A couple artisan pina coladas. Click the link above to see where to find them!

All Hail the Sandwiches

If you want a totally unique way to eat here, check out the monstrous sandwiches. Two, in particular, stand out.

First, the tripleta. Named because it has at least three different kinds of meat – along with cheese, sauce, and whatever else – it is as Puerto Rican as it gets. The best seem to be served from food trucks parked all over in the evenings. I had mine from El Tripleton in Ocean Park. It was incredible, but I wish I hadn’t eaten the whole thing in a single sitting.

This is a tripleta. Amazing!

The mallorca sandwich is ham, cheese, and fried eggs on a sweet roll (think King’s Hawaiian bread) with powdered sugar. It is to die for. My favorite bite in San Juan was a mallorca sandwich from Pinky’s in Ocean Park, but Cafeteria Mallorca in Old San Juan also has a solid version, though theirs is made with American cheese.
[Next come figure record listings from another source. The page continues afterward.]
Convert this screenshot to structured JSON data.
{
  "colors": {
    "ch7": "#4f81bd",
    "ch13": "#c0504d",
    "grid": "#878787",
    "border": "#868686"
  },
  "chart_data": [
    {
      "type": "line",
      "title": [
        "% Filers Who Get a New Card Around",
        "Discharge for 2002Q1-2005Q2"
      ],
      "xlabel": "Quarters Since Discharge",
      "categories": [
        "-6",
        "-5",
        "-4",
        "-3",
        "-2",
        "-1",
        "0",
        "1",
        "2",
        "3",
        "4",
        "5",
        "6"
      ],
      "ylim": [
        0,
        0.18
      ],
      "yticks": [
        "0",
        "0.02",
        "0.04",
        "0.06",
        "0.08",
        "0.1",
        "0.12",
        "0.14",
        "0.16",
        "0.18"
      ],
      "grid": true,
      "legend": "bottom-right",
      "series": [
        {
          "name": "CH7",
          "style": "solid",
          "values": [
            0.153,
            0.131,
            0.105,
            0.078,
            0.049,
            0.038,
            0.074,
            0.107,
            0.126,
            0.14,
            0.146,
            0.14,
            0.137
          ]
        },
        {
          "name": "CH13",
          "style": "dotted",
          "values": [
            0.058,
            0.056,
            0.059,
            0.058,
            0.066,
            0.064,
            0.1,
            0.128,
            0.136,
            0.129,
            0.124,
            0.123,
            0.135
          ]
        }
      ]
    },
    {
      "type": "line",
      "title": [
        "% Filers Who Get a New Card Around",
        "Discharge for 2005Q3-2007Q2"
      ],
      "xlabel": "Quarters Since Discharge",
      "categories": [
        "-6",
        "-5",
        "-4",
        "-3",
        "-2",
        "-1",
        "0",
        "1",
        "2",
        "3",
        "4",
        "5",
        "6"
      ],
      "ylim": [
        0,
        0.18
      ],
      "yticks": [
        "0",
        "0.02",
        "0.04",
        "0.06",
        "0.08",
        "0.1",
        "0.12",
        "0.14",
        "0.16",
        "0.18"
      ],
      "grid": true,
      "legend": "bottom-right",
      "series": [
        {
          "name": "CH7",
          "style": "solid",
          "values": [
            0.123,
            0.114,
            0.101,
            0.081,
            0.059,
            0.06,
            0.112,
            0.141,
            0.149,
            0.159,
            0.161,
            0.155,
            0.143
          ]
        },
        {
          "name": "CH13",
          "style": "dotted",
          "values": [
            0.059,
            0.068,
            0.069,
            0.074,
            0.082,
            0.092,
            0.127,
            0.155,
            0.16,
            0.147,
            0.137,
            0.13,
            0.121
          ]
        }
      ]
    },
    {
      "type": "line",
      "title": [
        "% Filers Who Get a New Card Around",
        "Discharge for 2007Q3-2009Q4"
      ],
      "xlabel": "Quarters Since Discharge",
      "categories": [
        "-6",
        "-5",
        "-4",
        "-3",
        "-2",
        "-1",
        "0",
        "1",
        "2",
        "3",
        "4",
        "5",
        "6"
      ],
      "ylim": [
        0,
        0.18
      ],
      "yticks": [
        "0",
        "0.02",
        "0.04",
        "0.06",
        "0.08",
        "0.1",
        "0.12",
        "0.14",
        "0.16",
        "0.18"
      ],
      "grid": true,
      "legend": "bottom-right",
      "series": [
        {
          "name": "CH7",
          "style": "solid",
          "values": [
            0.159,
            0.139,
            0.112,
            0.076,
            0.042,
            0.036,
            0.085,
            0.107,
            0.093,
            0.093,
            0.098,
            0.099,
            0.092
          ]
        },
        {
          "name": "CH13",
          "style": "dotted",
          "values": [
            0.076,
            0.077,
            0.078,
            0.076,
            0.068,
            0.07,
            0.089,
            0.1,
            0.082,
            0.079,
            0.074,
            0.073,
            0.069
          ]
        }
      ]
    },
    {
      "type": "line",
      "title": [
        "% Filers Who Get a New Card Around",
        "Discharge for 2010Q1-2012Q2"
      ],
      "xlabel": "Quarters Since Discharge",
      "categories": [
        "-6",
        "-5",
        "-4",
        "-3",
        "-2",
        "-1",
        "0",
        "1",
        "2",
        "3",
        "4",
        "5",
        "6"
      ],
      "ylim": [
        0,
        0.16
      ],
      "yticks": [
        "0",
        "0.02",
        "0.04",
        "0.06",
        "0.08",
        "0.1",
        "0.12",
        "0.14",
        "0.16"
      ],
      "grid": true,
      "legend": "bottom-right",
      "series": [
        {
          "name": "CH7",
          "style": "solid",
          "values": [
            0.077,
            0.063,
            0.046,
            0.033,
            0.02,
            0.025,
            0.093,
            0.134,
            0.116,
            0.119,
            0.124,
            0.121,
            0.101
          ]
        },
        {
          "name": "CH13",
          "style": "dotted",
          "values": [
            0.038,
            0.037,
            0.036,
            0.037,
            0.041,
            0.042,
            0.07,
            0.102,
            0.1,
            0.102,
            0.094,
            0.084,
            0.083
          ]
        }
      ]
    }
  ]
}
You want this mallorca from Pinky’s

Other Tidbits

San Juan has some good Chinese food that locals insist on people trying. I had pineapple fried rice that was really good from Silk in Ocean Park.

Tasty Chinese food!

Guava pastries are popular here, though not quite up to the scale of Cuba. Another dessert popular with locals is piragua, a shaved ice. Or tres leches, cake drenched with sweetened condensed milk.

No matter where you choose to eat, you’ll find some wonderful food in San Juan. I barely scratched the surface in my two weeks there, but I hope these recommendations help you to plan some amazing meals!